Der Medienkonzern ProSiebenSat.1 vollzieht einen strategischen Paradigmenwechsel in der Programmgestaltung, indem er seine zukünftigen Inhalte schwerpunktmäßig auf die Streamingplattform Joyn ausrichtet. Henrik Pabst, Content-Chef der ProSiebenSat.1-Gruppe, verkündete anlässlich des Screenforce Day Festivals in Düsseldorf, dass Programmentscheidungen fortan nach dem Kriterium getroffen werden, wie gut das Zusammenspiel zwischen Joyn und den linearen Sendern zur Erzielung einer umfassenden Reichweite beiträgt.
Mit diese Strategie werde das Wachstum von Joyn signifikant gesteigert - sowohl bei der Sehdauer als auch bei den Zuschauerzahlen. Besonders in den relevanten Zielgruppen verzeichneten die bekannten Marken bereits jetzt eine erhebliche Reichweitensteigerung. Joyn stehe im Fokus der Content-Pläne für die Programmsaison 2024/2025, und der Erfolg eines Programms werde nach den Ergebnissen auf Joyn und den linearen Sendern gemessen.

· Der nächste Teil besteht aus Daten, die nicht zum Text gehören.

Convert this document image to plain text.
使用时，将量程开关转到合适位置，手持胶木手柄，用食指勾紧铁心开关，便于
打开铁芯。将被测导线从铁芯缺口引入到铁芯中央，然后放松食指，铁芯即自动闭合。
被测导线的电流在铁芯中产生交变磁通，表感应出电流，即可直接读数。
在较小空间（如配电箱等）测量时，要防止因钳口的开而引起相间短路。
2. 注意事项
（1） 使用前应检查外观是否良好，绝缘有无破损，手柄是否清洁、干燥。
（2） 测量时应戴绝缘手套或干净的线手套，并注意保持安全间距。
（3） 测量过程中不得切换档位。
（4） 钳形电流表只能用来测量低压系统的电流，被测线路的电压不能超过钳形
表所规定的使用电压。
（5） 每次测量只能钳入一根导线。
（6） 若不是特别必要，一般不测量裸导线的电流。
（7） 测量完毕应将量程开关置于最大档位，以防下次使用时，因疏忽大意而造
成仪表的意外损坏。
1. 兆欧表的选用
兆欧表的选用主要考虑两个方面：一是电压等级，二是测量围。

Für die kommende Fernseh-Saison plant die Gruppe, mehr fiktionale Programme zu produzieren als in den letzten fünf Jahren zusammen, und mehr Shows denn je zuvor zu zeigen – alles verfügbar auf Joyn. Damit setzt ProSiebenSat.1 die im Dezember 2023 angekündigten Pläne konsequent um und investiert verstärkt in Eigenproduktionen, um die Einzigartigkeit von Joyn zu betonen und gleichzeitig die linearen Sender zu stärken.
Bereits mehrere Eigenproduktionen sind für 2024/2025 in den Startlöchern. In „Die Stinos“ (Winter 2024) verkörpern Johanna Christine Gehlen und Sebastian Bezzel ein Ehepaar, das gegen Widerstände sein normales Leben führen möchte. Fahri Yardım und Rocko Schamoni spielen in „Der Upir“ (Herbst 2024) Vampire, während „KEKs“ (Herbst 2024) die Dynamik einer Clique in einer Brennpunktschule thematisiert.
Die Senderfamilie umfasst neben Joyn auch Sat.1, ProSieben, Kabel Eins, Sixx, ProSieben Maxx, Sat.1 Gold und Kabel Eins Doku.